Tgrt Haber

Cumhurbaşkanı Erdoğan'dan Nahçıvan dönüşü çarpıcı açıklamalar: Menendez'in boşluğunu Fidan dolduracak

Editör: Berrak Arıcan / Kaynak: TGRT HABER
26 Eylül 2023 12:22 - Güncelleme : 26 Eylül 2023 13:34
Cumhurbaşkanı Erdoğan'dan Nahçıvan dönüşü çarpıcı açıklamalar: Menendez'in boşluğunu Fidan dolduracak

Cumhurbaşkanı Recep Tayyip Erdoğan, Karabağ'daki antiterör operasyonunun başarılı şekilde sonlanmasının ardından yaptığı Azerbaycan ziyaretinin dönüş yolunda gazetecilerin sorularını cevapladı. Erdoğan, ABD'li Senatör Bob Menendez'in rüşvet iddialarıyla görevinin askıya alınmasının, F-16 süreci için iyi aleyhimize bir durum olduğunu belirtirken İsveç'in NATO üyeliğinin de F-16'ların satışıyla alakalı olduğunu ifade etti. 

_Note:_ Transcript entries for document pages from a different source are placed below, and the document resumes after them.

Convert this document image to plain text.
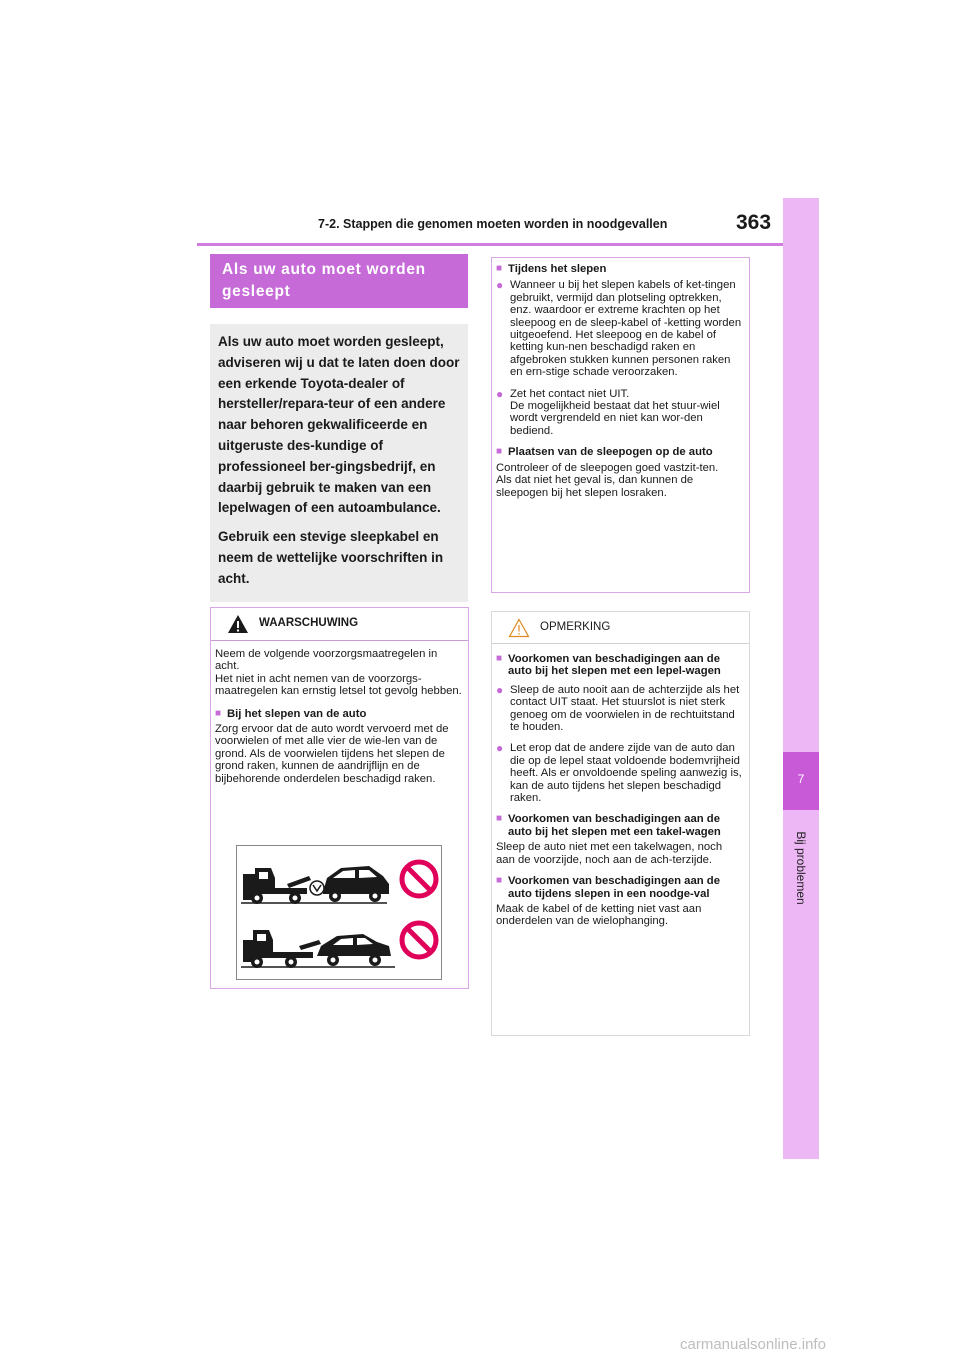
7-2. Stappen die genomen moeten worden in noodgevallen	363
7
Bij problemen
Als uw auto moet worden gesleept

Als uw auto moet worden gesleept, adviseren wij u dat te laten doen door een erkende Toyota-dealer of hersteller/repara-teur of een andere naar behoren gekwalificeerde en uitgeruste des-kundige of professioneel ber-gingsbedrijf, en daarbij gebruik te maken van een lepelwagen of een autoambulance.

Gebruik een stevige sleepkabel en neem de wettelijke voorschriften in acht.

WAARSCHUWING

Neem de volgende voorzorgsmaatregelen in acht.
Het niet in acht nemen van de voorzorgs-maatregelen kan ernstig letsel tot gevolg hebben.

■ Bij het slepen van de auto

Zorg ervoor dat de auto wordt vervoerd met de voorwielen of met alle vier de wie-len van de grond. Als de voorwielen tijdens het slepen de grond raken, kunnen de aandrijflijn en de bijbehorende onderdelen beschadigd raken.

■ Tijdens het slepen
● Wanneer u bij het slepen kabels of ket-tingen gebruikt, vermijd dan plotseling optrekken, enz. waardoor er extreme krachten op het sleepoog en de sleep-kabel of -ketting worden uitgeoefend. Het sleepoog en de kabel of ketting kun-nen beschadigd raken en afgebroken stukken kunnen personen raken en ern-stige schade veroorzaken.
● Zet het contact niet UIT.
De mogelijkheid bestaat dat het stuur-wiel wordt vergrendeld en niet kan wor-den bediend.
■ Plaatsen van de sleepogen op de auto

Controleer of de sleepogen goed vastzit-ten.
Als dat niet het geval is, dan kunnen de sleepogen bij het slepen losraken.

OPMERKING
■ Voorkomen van beschadigingen aan de auto bij het slepen met een lepel-wagen
● Sleep de auto nooit aan de achterzijde als het contact UIT staat. Het stuurslot is niet sterk genoeg om de voorwielen in de rechtuitstand te houden.
● Let erop dat de andere zijde van de auto dan die op de lepel staat voldoende bodemvrijheid heeft. Als er onvoldoende speling aanwezig is, kan de auto tijdens het slepen beschadigd raken.
■ Voorkomen van beschadigingen aan de auto bij het slepen met een takel-wagen

Sleep de auto niet met een takelwagen, noch aan de voorzijde, noch aan de ach-terzijde.

■ Voorkomen van beschadigingen aan de auto tijdens slepen in een noodge-val

Maak de kabel of de ketting niet vast aan onderdelen van de wielophanging.

carmanualsonline.info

Azerbaycan'ın Ermenistan karşısında aldığı yeni Karabağ zaferinin ardından kardeş ülke Azerbaycan'a desteğini bir kez daha göstermek için Nahçıvan'da Cumhurbaşkanı İlham Aliyev ile bir araya gelen Cumhurbaşkanı Recep Tayyip Erdoğan, yurda dönüş yolunda gazetecilerin sorularını cevapladı. Erdoğan, F-16 satışında büyük engellerden biri ABD'li Senatör Bob Menendez'in yolsuzluk iddiasıyla görevini bırakmak zorunda kalmasını değerlendirdi.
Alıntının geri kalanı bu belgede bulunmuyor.